Well, if you have, then you’ve just imagined what it’s like to watch the latest Marlon Wayans “comedy horror spoof”, a term used as loosely as one can possibly use it. A self-identified satire of the found-footage horror genre, among others, A Haunted House is exactly like that aforementioned textbook vandal; it takes aim at an easy target, but thanks to extreme incompetence, ends up shooting itself in the foot.
The film stars Marlon Wayans and Essence Atkins as Malcolm and Kisha, a young couple who’ve just moved in together for the first time. While Malcolm records the transition with his handy hand-held camera, the proverbial poop starts to hit the fan when they discover that their newly purchased dream house is harbouring paranormal activity (the proverbial poop in this instance is less of a metaphor and more of a tedious reality).

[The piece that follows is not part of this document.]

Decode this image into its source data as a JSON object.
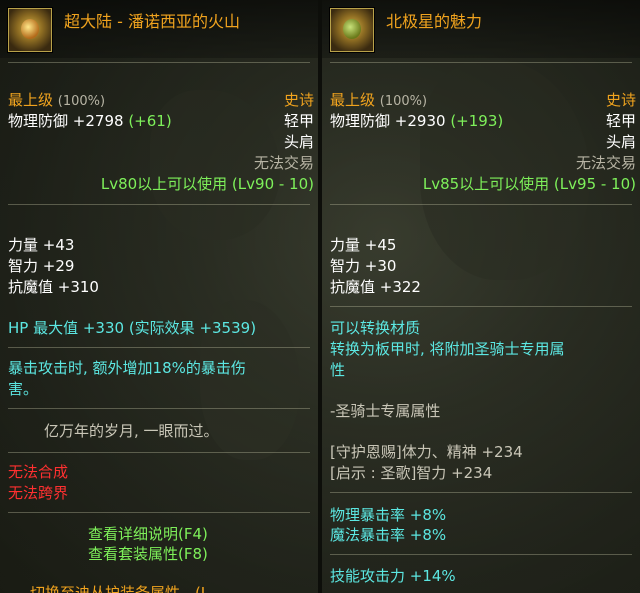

Needless to say, the substance of A Haunted House is dangerously thin and stretched well past breaking point. When a film aspires to be Meta for the sake of satire, there should at least be several points in the film where we examine or confront well-worn trappings of the genre. There are maybe two or three instances throughout the movie that actually address these tropes (such as why they choose to stay in the house), but the rest of A Haunted House consists of desperate sight gags that use exaggerated stereotypes for cheap, non-committal ‘laughs’.
The movie is supposed to skewer the likes of the [Rec] franchise, Grave Encounters, the Paranormal Activity series, The Exorcist rip-offs (i.e. The Possession), and The Devil Inside, so what’s with all the needless waffle peppered throughout? Why is there an offensively overzealous gay psychic played by Nick Swardson, a hard-nut group of black thugs, a Spanish-speaking maid who gets the Mickey taken out of, a pervy security man played by David Koechner and his mentally-challenged brother, a pair of wife-swapping neighbours, and Cedric the Entertainer as a coke-sniffing priest? (And if you thought the Mandingo sequence was hard to take in Django Unchained, what until you get a load of this movie).
Nobody is impervious to the odd poop/fart/dick/stupid joke, but, at the very least, they have to be varied enough to sustain a modest 86-minute running time. There needs to be creativity, imagination, or even a hint at being less broad than the side of a barn. And, for a spoof, there must be a semblance of critical thought that gives you the smallest bit of satirical heft. Otherwise, the audience will take you less seriously than the subject you’re attempting to send up.
A Haunted House is essentially like the Halloween episode of a Disney Channel programme, if the crass was multiplied but the artistic effort remained the same. The humour and performances in the movie consists largely of loud noises, mugging violently towards the camera, and strained physical comedy. There might be one or two jokes that land here and there, but the movie keeps flogging the dead horse until the unavailing act becomes funny in and of itself.